More from the picture worth more than 1,000 words department. This graph is from the Sentencing Project with the red annotation added by the Transform Drug Policy Foundation.
we got rid of our drug problem. So it wasn’t all bad.
Pew Charitable Trusts has a poll that says most people think too many are being incarcerated
Although Mass seems to have 1 in 22 under some sort of punishment, the proportion of citizens that are incarcerated is lower than most states.
or it is CBS’ fault. That’s around the time they launched 60 Minutes. Coincidence? I think not.
Really, now. Just because prison population is inversely correlated with not “enough money for schools” doesn’t prove causality. Just as much as sun spots are not a causal factor the AL or NL winning the All-Star Game despite having a high correlation.
… money combined with the axiomatic existence of opportunity costs in any budget decision at least shows a mechanistic link. Of course pinpointing a one on one link is probably unreasonable without more evidence since there are many more things to budget than just these two, but it’s a far cry from calling them as unrelated as sunspots and baseball.
either (i) that the spike in prison population is good; or (ii) that education is adequately funded.
But this looks a lot like cause and effect is adequately established because it corresponds with what is already believed.
My point is that at a minimum they are related in a very real way and that fungibily combined with a hypothetically limited budget means that at some level every budget decision is a ’cause’ of every other budget decision in either a trivial or meaningful way. Thus the sunspots and baseball comparison doesn’t work.
“…axiomatic existence”? “…mechanistic link”? By your standards of probability and statistics, I can prove LBJ had JFK killed.
It’s blatantly obvious that two items that vie against each other are linked – making the sunspots and baseball analogy absurd. I, trying to be polite, basically said your analogy was inapt. Now I’ll go ahead and say it’s stupid. No, moronic.
Moreover, with regard to my ‘standards of evidence’, I’d point out that you should be more careful with your comprehension. I suspect you figured that I was backing up the assertion of the post. If you look at what I said, you’ll see I made no such claim – I made no claim as to the exact ‘level of causality’ you can make from the budgetary link alone. I even said explicitly that the case was thin. But apparently even that’s not good enough for you.
I figured that you might reasonably see the inapt nature of your comparison. I see I now that was wrong.
Hamden County (includes Springfield and Holyoke) spends $540 million dollars per year locking people up. Many are there for drug offenses and over half have children. So not only is this a case of scarce government resources being diverted from schools, but you have a lot of kids whose Dad is not home because he is locked up. These kids don’t do as well in school for lots of reasons: poverty, no dad to help with homework, stress, anger at the system.

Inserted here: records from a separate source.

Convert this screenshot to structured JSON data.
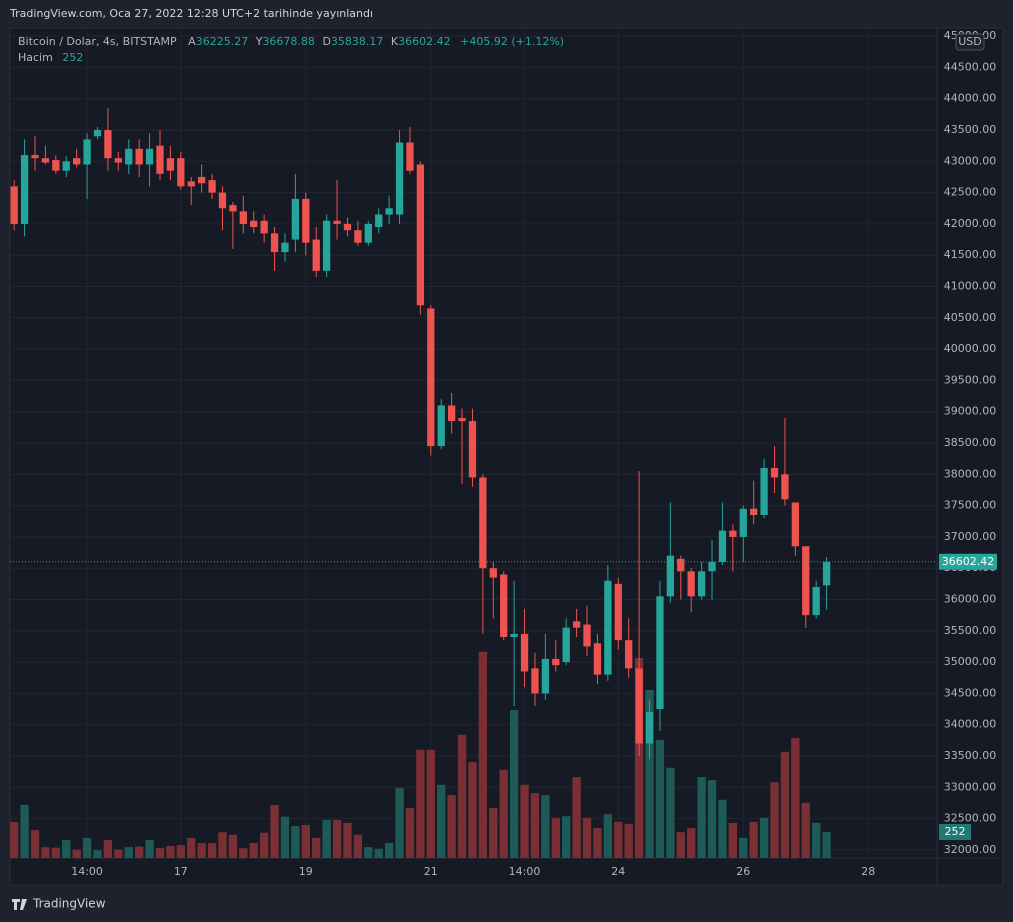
{
  "chart_data": {
    "type": "candlestick",
    "title": "TradingView.com, Oca 27, 2022 12:28 UTC+2 tarihinde yayınlandı",
    "symbol": "Bitcoin / Dolar, 4s, BITSTAMP",
    "open_label": "A",
    "high_label": "Y",
    "low_label": "D",
    "close_label": "K",
    "change": "+405.92 (+1.12%)",
    "volume_label": "Hacim",
    "currency": "USD",
    "brand": "TradingView",
    "up_color": "#26a69a",
    "down_color": "#ef5350",
    "volume_up_color": "#1e5b57",
    "volume_down_color": "#7a2f34",
    "open": [
      42600,
      42000,
      43100,
      43050,
      43020,
      42850,
      43050,
      42950,
      43400,
      43500,
      43050,
      42950,
      43200,
      42950,
      43250,
      43050,
      43050,
      42680,
      42750,
      42700,
      42500,
      42300,
      42200,
      42050,
      42050,
      41850,
      41550,
      41750,
      42400,
      41750,
      41250,
      42050,
      42000,
      41900,
      41700,
      41950,
      42150,
      42150,
      43300,
      42950,
      40650,
      38450,
      39100,
      38900,
      38850,
      37950,
      36500,
      36400,
      35400,
      35450,
      34900,
      34500,
      35050,
      35000,
      35650,
      35600,
      35300,
      34800,
      36250,
      35350,
      34900,
      33700,
      34250,
      36050,
      36650,
      36450,
      36050,
      36450,
      36600,
      37100,
      37000,
      37450,
      37350,
      38100,
      38000,
      37550,
      36850,
      35750,
      36225.27
    ],
    "high": [
      42700,
      43350,
      43400,
      43250,
      43100,
      43080,
      43200,
      43450,
      43550,
      43850,
      43150,
      43350,
      43350,
      43450,
      43500,
      43250,
      43150,
      42750,
      42950,
      42800,
      42600,
      42350,
      42450,
      42200,
      42150,
      41950,
      41850,
      42800,
      42500,
      41950,
      42150,
      42700,
      42100,
      42050,
      42050,
      42250,
      42450,
      43500,
      43550,
      43000,
      40700,
      39200,
      39300,
      39050,
      39050,
      38000,
      36600,
      36450,
      36300,
      35850,
      35150,
      35450,
      35350,
      35700,
      35850,
      35900,
      35450,
      36550,
      36350,
      35700,
      38050,
      34400,
      36300,
      37550,
      36700,
      36500,
      36600,
      36950,
      37550,
      37200,
      37500,
      37900,
      38250,
      38450,
      38900,
      37550,
      36850,
      36300,
      36678.88
    ],
    "low": [
      41900,
      41800,
      42850,
      42950,
      42800,
      42750,
      42900,
      42400,
      43350,
      42850,
      42850,
      42800,
      42750,
      42600,
      42700,
      42700,
      42550,
      42300,
      42500,
      42400,
      41900,
      41600,
      41850,
      41850,
      41700,
      41250,
      41400,
      41550,
      41500,
      41150,
      41150,
      41750,
      41800,
      41650,
      41650,
      41850,
      42000,
      42000,
      42800,
      40550,
      38300,
      38400,
      38650,
      37850,
      37800,
      35450,
      35700,
      35350,
      34300,
      34600,
      34300,
      34400,
      34850,
      34950,
      35400,
      35100,
      34650,
      34700,
      35200,
      34750,
      33500,
      33450,
      33900,
      35950,
      36000,
      35800,
      36000,
      36000,
      36550,
      36450,
      36600,
      37200,
      37300,
      37700,
      37500,
      36700,
      35550,
      35700,
      35838.17
    ],
    "close": [
      42000,
      43100,
      43050,
      42980,
      42850,
      43000,
      42950,
      43350,
      43500,
      43050,
      42980,
      43200,
      42950,
      43200,
      42800,
      42850,
      42600,
      42600,
      42650,
      42500,
      42250,
      42200,
      42000,
      41950,
      41850,
      41550,
      41700,
      42400,
      41700,
      41250,
      42050,
      42000,
      41900,
      41700,
      42000,
      42150,
      42250,
      43300,
      42850,
      40700,
      38450,
      39100,
      38850,
      38850,
      37950,
      36500,
      36350,
      35400,
      35450,
      34850,
      34500,
      35050,
      34950,
      35550,
      35550,
      35250,
      34800,
      36300,
      35350,
      34900,
      33700,
      34200,
      36050,
      36700,
      36450,
      36050,
      36450,
      36600,
      37100,
      37000,
      37450,
      37350,
      38100,
      37950,
      37600,
      36850,
      35750,
      36200,
      36602.42
    ],
    "volume": [
      350,
      515,
      270,
      105,
      100,
      175,
      80,
      195,
      75,
      175,
      80,
      105,
      110,
      175,
      95,
      115,
      125,
      195,
      145,
      145,
      250,
      225,
      95,
      145,
      245,
      515,
      400,
      310,
      320,
      195,
      370,
      370,
      340,
      225,
      105,
      90,
      145,
      680,
      485,
      1050,
      1050,
      710,
      610,
      1195,
      930,
      2000,
      485,
      855,
      1435,
      710,
      630,
      610,
      390,
      405,
      785,
      390,
      290,
      425,
      350,
      330,
      1940,
      1630,
      1145,
      875,
      250,
      290,
      785,
      755,
      565,
      340,
      195,
      350,
      390,
      735,
      1030,
      1165,
      535,
      340,
      252
    ],
    "volume_ylim": [
      0,
      8050
    ],
    "xlim": [
      -0.4,
      88.6
    ],
    "xticks": [
      {
        "value": 7,
        "label": "14:00"
      },
      {
        "value": 16,
        "label": "17"
      },
      {
        "value": 28,
        "label": "19"
      },
      {
        "value": 40,
        "label": "21"
      },
      {
        "value": 49,
        "label": "14:00"
      },
      {
        "value": 58,
        "label": "24"
      },
      {
        "value": 70,
        "label": "26"
      },
      {
        "value": 82,
        "label": "28"
      }
    ],
    "ylim": [
      31870,
      45130
    ],
    "yticks": [
      {
        "value": 32000,
        "label": "32000.00"
      },
      {
        "value": 32500,
        "label": "32500.00"
      },
      {
        "value": 33000,
        "label": "33000.00"
      },
      {
        "value": 33500,
        "label": "33500.00"
      },
      {
        "value": 34000,
        "label": "34000.00"
      },
      {
        "value": 34500,
        "label": "34500.00"
      },
      {
        "value": 35000,
        "label": "35000.00"
      },
      {
        "value": 35500,
        "label": "35500.00"
      },
      {
        "value": 36000,
        "label": "36000.00"
      },
      {
        "value": 36500,
        "label": "36500.00"
      },
      {
        "value": 37000,
        "label": "37000.00"
      },
      {
        "value": 37500,
        "label": "37500.00"
      },
      {
        "value": 38000,
        "label": "38000.00"
      },
      {
        "value": 38500,
        "label": "38500.00"
      },
      {
        "value": 39000,
        "label": "39000.00"
      },
      {
        "value": 39500,
        "label": "39500.00"
      },
      {
        "value": 40000,
        "label": "40000.00"
      },
      {
        "value": 40500,
        "label": "40500.00"
      },
      {
        "value": 41000,
        "label": "41000.00"
      },
      {
        "value": 41500,
        "label": "41500.00"
      },
      {
        "value": 42000,
        "label": "42000.00"
      },
      {
        "value": 42500,
        "label": "42500.00"
      },
      {
        "value": 43000,
        "label": "43000.00"
      },
      {
        "value": 43500,
        "label": "43500.00"
      },
      {
        "value": 44000,
        "label": "44000.00"
      },
      {
        "value": 44500,
        "label": "44500.00"
      },
      {
        "value": 45000,
        "label": "45000.00"
      }
    ],
    "grid": true
  }
}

but per-student spending on k-12 has roughly doubled (depending on methodology) in inflation-adjusted terms since the war on drugs began.

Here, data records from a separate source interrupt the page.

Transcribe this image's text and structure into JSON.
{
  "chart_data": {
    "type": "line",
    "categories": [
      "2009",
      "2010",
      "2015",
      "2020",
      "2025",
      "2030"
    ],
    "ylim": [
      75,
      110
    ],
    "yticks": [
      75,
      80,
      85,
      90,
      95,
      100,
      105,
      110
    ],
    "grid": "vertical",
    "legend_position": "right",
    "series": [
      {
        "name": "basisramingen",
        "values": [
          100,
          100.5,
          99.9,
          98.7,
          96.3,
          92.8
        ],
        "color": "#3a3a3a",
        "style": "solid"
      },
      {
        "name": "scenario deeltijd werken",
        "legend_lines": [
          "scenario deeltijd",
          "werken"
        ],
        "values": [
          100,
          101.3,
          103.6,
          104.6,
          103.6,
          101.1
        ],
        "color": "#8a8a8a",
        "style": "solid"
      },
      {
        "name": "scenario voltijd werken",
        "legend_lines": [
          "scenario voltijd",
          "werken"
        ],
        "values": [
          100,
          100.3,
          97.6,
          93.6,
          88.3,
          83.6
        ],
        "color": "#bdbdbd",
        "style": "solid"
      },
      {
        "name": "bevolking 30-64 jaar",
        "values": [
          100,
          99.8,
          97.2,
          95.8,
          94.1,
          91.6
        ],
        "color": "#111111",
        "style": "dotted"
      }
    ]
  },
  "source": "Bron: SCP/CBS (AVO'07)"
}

naturally, we could spend even MORE if prison population were lower.
just thought it’s worth noting how much more we spend on k-12 than ye olde days, since you mention that in the heading.

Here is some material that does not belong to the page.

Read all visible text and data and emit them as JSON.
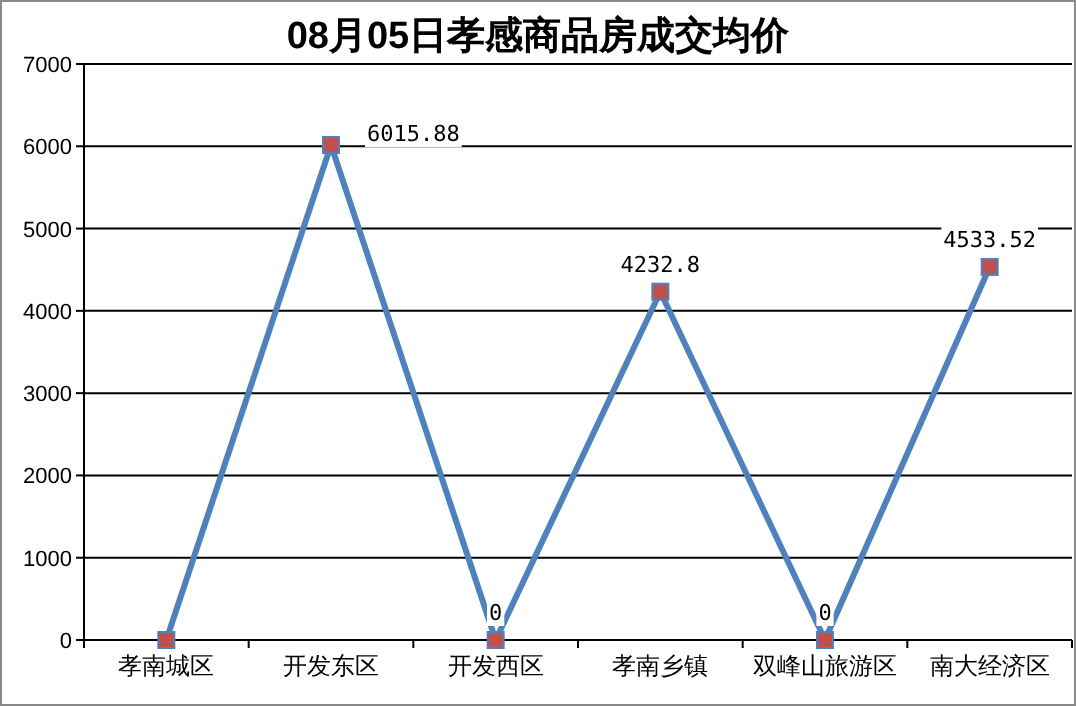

During the period you cite, the prison population multiplied by FOURTEEN times. While I suppose there might be some economies of scale involved, I suspect that prison spending has increased by a great deal more than the factor of two you cite for k-12 spending.
I suspect that the expected return (to society) on increased k-12 spending is far greater than on incarceration. I therefore have a strong preference for investing this money in education, as opposed to prisons.
As corporations take control of those incarcerated and new uses are developed it is harder to stop the practice.
The corporate need for inmates is easily seen in the war or drugs. To be effective this war should be aimed at the banks laundering the monies and the government security apparatus officials cooperating with the major dealers. Instead the small time users, dealers and those of the periphery are targets. That’s where the corporate needs center. Low cost, high revenue generating slaves. There just aren’t enough bankers and officials to do the required labor.
Who doubts that our elected representatives will pander to the wealthy corporations and ignore the will of the people (again)?
“Section 1. Neither slavery nor involuntary servitude, except as a punishment for crime whereof the party shall have been duly convicted, shall exist within the United States, or any place subject to their jurisdiction. ” –13th Amedndment, US Constitution
Sentence length for all sorts of crimes went up. “Three strikes” laws were enacted in many states in the mid-90s.